Search code examples
assemblyx86cpu-architectureamd-processor

Assembly instructions showing how zenbleed was found


While looking at this zenbleed article, it was found that a randomly generated sequence of instructions and the same sequence but with randomized alignment, serialization and speculation fences added produced final states that didn't match.

For example

Original Code              Fuzzed Code
--------------------       --------------------
movnti [rbp+0x0],ebx       movnti [rbp+0x0],ebx
                           sfence
rcr dh,1                   rcr dh,1
                           lfence
sub r10, rax               sub r10, rax
                           mfence
rol rbx, cl                rol rbx, cl
                           nop
xor edi,[rbp-0x57]         xor edi,[rbp-0x57]

It was mentioned in that article that it could indicate a bug

If the final states don’t match, then there must have been some error in how they were executed micro-architecturally - that could indicate a bug.

Notes

As developers we monitor the macro-architectural state, that’s just things like register values. There is also the micro-architectural state which is mostly invisible to us, like the branch predictor, out-of-order execution state and the instruction pipeline.

Question

Are there any situations when it's not a bug when executed micro-architecturally?


Solution

  • when executed micro-architecturally

    This phrasing doesn't make sense. Every instruction sequence has to get executed by the microarchitecture (CPU hardware design). The CPU hardware doesn't have any other way to run machine code.

    Any observable (architectural, not timing) results always need to match what would happen if they executed one at a time, in program order (except for memory contents observed from other threads). i.e. out-of-order exec has to preserve the illusion of a serial execution model.

    Since lfence, mfence, nop, etc. have no effect on the architectural state (register / memory contents), they shouldn't change anything for single-threaded code. If they do create a difference, that's always a problem.

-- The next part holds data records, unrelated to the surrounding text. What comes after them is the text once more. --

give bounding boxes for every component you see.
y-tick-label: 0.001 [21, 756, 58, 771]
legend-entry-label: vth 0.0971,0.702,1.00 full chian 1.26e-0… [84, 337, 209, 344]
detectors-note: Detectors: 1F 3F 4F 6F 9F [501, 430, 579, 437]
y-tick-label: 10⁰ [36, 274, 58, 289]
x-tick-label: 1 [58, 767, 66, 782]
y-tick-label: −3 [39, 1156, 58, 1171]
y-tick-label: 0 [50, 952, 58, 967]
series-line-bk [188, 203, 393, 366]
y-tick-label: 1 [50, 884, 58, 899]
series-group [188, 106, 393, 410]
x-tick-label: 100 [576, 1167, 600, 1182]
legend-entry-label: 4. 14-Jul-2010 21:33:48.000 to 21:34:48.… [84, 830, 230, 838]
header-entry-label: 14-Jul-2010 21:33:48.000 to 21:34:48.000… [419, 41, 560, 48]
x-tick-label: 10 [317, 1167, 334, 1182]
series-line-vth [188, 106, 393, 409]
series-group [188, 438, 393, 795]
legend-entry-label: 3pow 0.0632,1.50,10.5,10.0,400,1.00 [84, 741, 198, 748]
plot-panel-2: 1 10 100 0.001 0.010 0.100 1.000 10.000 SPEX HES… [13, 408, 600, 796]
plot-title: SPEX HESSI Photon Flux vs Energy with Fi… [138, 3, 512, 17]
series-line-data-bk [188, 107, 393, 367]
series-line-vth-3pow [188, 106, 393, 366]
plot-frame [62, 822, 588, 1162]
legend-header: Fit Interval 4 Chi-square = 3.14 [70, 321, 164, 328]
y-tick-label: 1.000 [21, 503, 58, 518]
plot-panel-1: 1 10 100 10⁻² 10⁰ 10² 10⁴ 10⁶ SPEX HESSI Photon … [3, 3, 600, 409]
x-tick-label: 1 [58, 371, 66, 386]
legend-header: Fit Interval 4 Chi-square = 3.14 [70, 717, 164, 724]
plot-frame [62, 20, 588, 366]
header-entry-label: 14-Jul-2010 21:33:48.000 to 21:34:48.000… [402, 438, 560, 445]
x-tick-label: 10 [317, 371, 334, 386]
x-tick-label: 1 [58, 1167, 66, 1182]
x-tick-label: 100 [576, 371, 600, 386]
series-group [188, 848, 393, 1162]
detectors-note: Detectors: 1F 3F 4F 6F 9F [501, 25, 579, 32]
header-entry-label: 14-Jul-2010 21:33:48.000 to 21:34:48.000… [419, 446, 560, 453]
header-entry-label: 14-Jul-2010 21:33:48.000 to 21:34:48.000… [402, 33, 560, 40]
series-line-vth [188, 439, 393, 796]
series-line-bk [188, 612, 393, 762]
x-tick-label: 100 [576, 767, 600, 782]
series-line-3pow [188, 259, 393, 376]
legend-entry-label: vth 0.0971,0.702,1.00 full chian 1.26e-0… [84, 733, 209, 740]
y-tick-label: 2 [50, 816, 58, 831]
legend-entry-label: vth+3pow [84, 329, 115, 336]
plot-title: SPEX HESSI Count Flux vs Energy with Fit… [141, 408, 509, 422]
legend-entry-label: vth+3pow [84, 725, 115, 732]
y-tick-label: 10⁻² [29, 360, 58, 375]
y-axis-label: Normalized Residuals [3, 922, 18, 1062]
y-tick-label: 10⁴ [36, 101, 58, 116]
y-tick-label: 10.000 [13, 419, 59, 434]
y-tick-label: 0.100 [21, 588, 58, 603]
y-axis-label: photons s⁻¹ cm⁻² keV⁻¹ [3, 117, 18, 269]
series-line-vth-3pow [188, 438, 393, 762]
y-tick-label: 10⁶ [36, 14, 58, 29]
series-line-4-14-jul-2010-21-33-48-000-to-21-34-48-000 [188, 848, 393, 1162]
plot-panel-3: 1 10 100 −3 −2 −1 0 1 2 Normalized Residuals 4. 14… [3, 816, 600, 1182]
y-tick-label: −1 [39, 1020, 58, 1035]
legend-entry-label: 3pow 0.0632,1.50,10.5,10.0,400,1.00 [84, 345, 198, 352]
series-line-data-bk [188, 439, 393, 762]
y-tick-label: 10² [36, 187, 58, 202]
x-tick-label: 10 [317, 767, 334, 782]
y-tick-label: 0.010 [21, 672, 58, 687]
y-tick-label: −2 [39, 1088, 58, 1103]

I think that's what you meant to ask, and it's what the quotes are saying.


    There are instructions like rdtsc and rdpmc that read a timestamp or performance counter; those will of course give different results when you put slow instructions (TSC) or extra instructions/uops into a sequence. rdpmc is essentially reading microarchitectural counters into architectural state (register values), and rdtsc is reading time, so there was never any expectation that they'd give the same results with or without serialization.